In The Mood For Love

Source: Cannes Classics, Cannes Film Festival

In The Mood For Love

Hong Kong director Wong Kar-wai’s award-winning romantic drama In The Mood For Love  is among the 25 narrative titles and seven documentaries selected for Cannes Classics 2020, the cinema heritage programe of the Cannes Film Festival. 

The festival said many of the titles would now play at the Festival Lumière in Lyon, which Cannes Film Festival’s delegate general Thierry Frémaux oversees and runs October 10-18 this year.

Some of the works will also screen at the long-running Rencontres Cinématographiques de Cannes, scheduled for November 23 to 26.

The festival was cancelled earlier this year due to the Covid-19 pandemic and announced a special 2020 Official Selection in early June.

In The Mood For Love world premiered in Competition at Cannes 20 years ago in 2000, where Tony Leung  won the best actor prize. 

The film has recently undergone a 4K restoration led by classic film label Criterion and Italy’s L’Immagine Ritrovata restoration lab under the supervision of Wong Kar-wai.

French distributor The Jokers Films, which recently scored a major arthouse hit in France with Parasite, is due to re-release the restored copy in France on December 2.

Other titles in the selection include Jean-Luc Godard’s Breathless and Michelangelo Antonioni’s L’Avventura. Both films turn 60-years-old this year.

The festival also highlighted the inclusion of the 1987 work Friendship’s Death by influential UK film theorist and filmmaker Peter Wollen, who died aged 81  last December. It stars Tilda Swinton in one her first big -screen roles.

The film is being presented by the BFI. It has recently undergone a 4K remastering by the BFI National Archive from its original 16mm colour negative in collaboration with the film’s producer, Rebecca O’Brien and cinematographer, Witold Stok.

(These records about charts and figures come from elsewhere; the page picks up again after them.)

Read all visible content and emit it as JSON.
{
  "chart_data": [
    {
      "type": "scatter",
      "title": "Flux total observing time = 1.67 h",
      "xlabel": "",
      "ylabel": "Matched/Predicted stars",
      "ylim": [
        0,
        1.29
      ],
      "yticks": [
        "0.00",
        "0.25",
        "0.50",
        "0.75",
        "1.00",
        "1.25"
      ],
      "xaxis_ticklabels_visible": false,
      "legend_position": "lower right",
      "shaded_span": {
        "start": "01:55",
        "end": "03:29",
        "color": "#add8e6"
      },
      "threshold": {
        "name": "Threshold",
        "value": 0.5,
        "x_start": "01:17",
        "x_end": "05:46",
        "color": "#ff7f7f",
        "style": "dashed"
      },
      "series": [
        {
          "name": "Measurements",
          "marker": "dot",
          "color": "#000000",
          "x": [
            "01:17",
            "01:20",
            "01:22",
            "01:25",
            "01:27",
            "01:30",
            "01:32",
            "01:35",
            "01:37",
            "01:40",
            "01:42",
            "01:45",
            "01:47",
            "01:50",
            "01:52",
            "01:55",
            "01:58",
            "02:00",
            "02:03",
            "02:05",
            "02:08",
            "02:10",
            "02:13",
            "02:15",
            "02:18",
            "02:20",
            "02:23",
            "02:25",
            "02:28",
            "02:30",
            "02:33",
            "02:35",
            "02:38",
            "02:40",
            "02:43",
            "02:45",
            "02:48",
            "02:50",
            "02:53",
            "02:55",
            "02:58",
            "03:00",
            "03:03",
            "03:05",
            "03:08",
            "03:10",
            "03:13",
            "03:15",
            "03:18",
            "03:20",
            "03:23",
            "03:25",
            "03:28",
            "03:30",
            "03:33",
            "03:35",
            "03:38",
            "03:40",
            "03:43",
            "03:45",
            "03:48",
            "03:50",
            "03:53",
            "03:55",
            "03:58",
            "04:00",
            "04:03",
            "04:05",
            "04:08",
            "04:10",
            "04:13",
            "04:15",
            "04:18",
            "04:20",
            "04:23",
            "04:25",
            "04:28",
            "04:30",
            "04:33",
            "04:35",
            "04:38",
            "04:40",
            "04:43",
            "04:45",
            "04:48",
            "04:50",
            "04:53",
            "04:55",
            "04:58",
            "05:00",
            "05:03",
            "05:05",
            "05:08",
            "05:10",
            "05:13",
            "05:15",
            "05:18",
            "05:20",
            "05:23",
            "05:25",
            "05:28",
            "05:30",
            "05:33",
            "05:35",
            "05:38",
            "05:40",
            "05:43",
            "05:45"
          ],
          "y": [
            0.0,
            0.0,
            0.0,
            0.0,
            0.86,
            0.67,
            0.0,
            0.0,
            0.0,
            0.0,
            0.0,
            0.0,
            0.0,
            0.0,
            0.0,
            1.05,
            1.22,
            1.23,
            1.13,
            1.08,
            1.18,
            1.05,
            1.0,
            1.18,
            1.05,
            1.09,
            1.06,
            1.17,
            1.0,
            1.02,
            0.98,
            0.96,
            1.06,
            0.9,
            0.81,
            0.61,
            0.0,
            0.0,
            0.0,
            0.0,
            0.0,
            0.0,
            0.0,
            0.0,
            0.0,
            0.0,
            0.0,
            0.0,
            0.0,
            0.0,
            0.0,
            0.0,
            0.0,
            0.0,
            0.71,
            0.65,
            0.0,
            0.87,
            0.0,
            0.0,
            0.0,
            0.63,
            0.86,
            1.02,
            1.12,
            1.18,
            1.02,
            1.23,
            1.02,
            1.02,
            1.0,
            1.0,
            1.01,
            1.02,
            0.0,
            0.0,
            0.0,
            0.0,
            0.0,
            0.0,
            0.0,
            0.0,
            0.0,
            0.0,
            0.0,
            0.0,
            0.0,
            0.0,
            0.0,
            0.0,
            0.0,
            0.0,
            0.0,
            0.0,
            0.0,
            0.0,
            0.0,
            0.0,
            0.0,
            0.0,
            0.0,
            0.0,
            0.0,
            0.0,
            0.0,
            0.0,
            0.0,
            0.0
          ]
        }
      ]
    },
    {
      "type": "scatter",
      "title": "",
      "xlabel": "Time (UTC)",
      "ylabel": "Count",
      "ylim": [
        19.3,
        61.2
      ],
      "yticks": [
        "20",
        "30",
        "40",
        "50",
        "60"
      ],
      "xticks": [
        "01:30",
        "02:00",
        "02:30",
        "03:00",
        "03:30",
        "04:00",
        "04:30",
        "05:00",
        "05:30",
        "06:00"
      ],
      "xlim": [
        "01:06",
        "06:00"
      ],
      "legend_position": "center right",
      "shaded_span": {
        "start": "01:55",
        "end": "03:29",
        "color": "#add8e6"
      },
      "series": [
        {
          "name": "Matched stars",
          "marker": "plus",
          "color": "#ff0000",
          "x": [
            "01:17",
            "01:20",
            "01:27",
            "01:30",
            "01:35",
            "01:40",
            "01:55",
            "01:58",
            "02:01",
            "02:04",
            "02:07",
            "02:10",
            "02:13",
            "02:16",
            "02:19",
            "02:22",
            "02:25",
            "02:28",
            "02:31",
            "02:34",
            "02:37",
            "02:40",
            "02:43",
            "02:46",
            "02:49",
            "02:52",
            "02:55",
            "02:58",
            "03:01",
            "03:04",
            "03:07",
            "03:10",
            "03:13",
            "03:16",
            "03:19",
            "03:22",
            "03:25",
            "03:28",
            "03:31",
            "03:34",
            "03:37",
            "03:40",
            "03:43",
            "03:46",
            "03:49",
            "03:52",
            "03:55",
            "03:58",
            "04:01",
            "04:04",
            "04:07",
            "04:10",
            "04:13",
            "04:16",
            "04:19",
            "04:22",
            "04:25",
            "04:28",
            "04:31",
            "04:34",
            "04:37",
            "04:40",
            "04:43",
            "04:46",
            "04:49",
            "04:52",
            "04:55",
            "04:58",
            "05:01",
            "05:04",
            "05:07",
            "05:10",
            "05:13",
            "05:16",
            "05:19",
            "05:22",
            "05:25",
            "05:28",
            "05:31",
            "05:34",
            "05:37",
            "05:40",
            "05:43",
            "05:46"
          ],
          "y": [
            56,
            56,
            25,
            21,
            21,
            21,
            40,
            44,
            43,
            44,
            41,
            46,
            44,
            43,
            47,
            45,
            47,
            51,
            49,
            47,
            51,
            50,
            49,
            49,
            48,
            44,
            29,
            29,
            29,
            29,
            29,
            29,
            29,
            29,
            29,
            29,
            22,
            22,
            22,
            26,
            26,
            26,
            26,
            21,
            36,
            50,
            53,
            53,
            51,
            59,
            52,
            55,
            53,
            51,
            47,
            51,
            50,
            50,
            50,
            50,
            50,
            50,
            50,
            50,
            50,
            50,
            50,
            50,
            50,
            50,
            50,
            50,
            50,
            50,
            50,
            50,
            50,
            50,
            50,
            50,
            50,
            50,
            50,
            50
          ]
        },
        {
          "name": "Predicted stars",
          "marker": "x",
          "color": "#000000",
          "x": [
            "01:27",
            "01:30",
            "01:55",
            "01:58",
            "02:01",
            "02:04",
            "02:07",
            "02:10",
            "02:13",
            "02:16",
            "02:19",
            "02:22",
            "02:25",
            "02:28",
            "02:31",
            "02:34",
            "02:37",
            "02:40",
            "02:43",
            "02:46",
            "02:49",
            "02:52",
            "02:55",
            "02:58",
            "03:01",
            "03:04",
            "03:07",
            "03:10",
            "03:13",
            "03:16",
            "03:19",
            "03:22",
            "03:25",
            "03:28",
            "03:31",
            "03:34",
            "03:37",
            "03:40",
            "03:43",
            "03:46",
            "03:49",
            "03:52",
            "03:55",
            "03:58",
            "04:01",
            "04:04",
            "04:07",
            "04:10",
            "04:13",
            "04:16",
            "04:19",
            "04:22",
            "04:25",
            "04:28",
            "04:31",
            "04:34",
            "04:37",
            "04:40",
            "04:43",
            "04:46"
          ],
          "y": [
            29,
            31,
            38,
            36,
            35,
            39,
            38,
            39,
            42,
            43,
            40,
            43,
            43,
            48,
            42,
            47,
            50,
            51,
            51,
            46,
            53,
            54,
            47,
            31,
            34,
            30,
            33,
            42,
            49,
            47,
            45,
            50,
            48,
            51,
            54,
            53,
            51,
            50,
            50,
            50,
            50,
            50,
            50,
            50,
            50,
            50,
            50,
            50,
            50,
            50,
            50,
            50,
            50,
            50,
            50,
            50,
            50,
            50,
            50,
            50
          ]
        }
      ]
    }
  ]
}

Timely selections include US director Melvin Van Peebles’s 1967 feature The Story Of A Three-Day Pass, about a black US solider stationed in France, who heads to Paris after receiving permission to leave his base, where he encounters both passion and racism. It is shot in black-and-white and in the style of the French New Wave. The film is being presented by the US film preservation organisation IndieCollect and the Hollywood Foreign Press Assocation which provided a grant to fund its restoration. The restored copy has been created out of original film elements discovered by the IndieCollect team during its inventory of Van Peebles’ New York apartment and storage facility.

The selection also fetes the 30th anniversary of Martin Scorsese’s The Film Foundation with the inclusion of two titles from its collection: Pier Paolo Pasolini’s 1961 work Accattone and the lost 1976 Iranian film The Chess Game Of The Wind (Shatranje bad) by Mohammad Reza Aslani.

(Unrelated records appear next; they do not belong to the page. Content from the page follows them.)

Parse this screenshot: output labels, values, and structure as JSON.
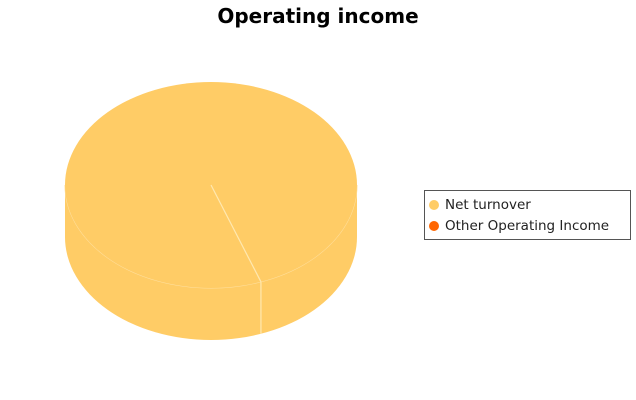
{
  "chart_data": {
    "type": "pie",
    "style": "3d",
    "title": "Operating income",
    "categories": [
      "Net turnover",
      "Other Operating Income"
    ],
    "values": [
      100,
      0
    ],
    "colors": [
      "#FFCC66",
      "#FF6600"
    ],
    "legend_position": "right"
  }
}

There is also a celebration of the centenary of the birth of Italian director Federico Fellini’s in 1920 with the inclusion of restored copies of his Oscar-winning film La Strada; the 1950 work Lights Of Variety, which he co-directed with Alberto Lattuada, and the documentary Fellini Of The Spirits by Anselma dell’Olio.

The other selected documentaries include Eric Friedler and Andreas Frege’s Wim Wenders, Desperado, a portrait of the German director featuring testimonies from Ry Cooder, Patti Smith and Dennis Hopper, and R.J Culter’s Belushi, exploring the life and work of the late actor John Belushi.